In a world where it’s impossible to guarantee that code is free of security vulnerabilities, how can you guarantee your privacy? Qubes OS, a Linux-based, privacy-focused operating system, offers a solution.
Qubes takes a somewhat unconventional approach to privacy and security. Rather than focusing on guaranteeing that their code is free of security bugs — a promise that is essentially impossible to make — the Qubes developers adopt a method they call “security by compartmentalization.”
The main idea behind this strategy is to isolate different programs and data sources from one another as much as possible. That way, attackers who gain access to one part of the system are not able to compromise all of the user’s privacy.
Qubes 3.0, the most recent version of the OS, implements compartmentalization using virtual machines that run via the Xen hypervisor.
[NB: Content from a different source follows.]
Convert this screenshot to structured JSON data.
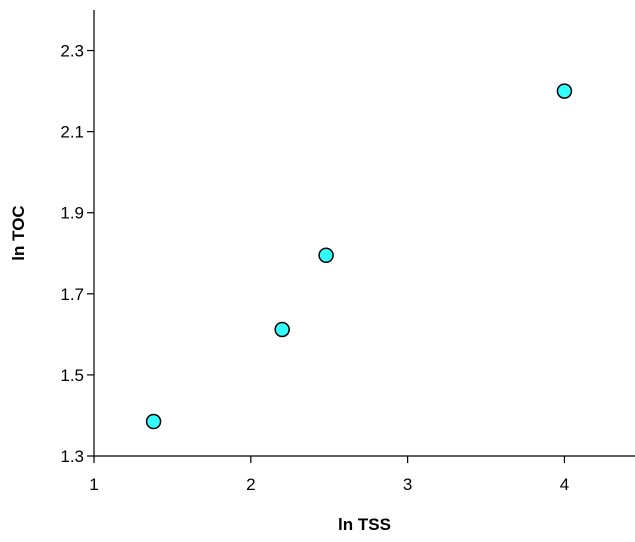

Applications, networking, data storage and even device drivers all run in separate virtual machines that are securely isolated from one another. If a bug allows attackers to break into one of the virtual machines, the rest of the system remains secure.
At the same time, Qubes aims to provide a seamless user experience by letting applications communicate with one another across virtual machines. It also integrates all applications into a graphical desktop environment in a way that makes them appear to be running on the same system. The result is that Qubes looks and feels to the user like a traditional desktop operating system, even though the configuration is much more complex behind the scenes.
Qubes also provides optional support for secure system boot, which helps users ensure that rootkits or hardware-level malware do not compromise their privacy.
Qubes has made headlines recently as one of Edward Snowden’s preferred operating systems. If it helped him hide his identity and protect sensitive data, there’s a good chance it will meet the needs of many other privacy-minded users as well.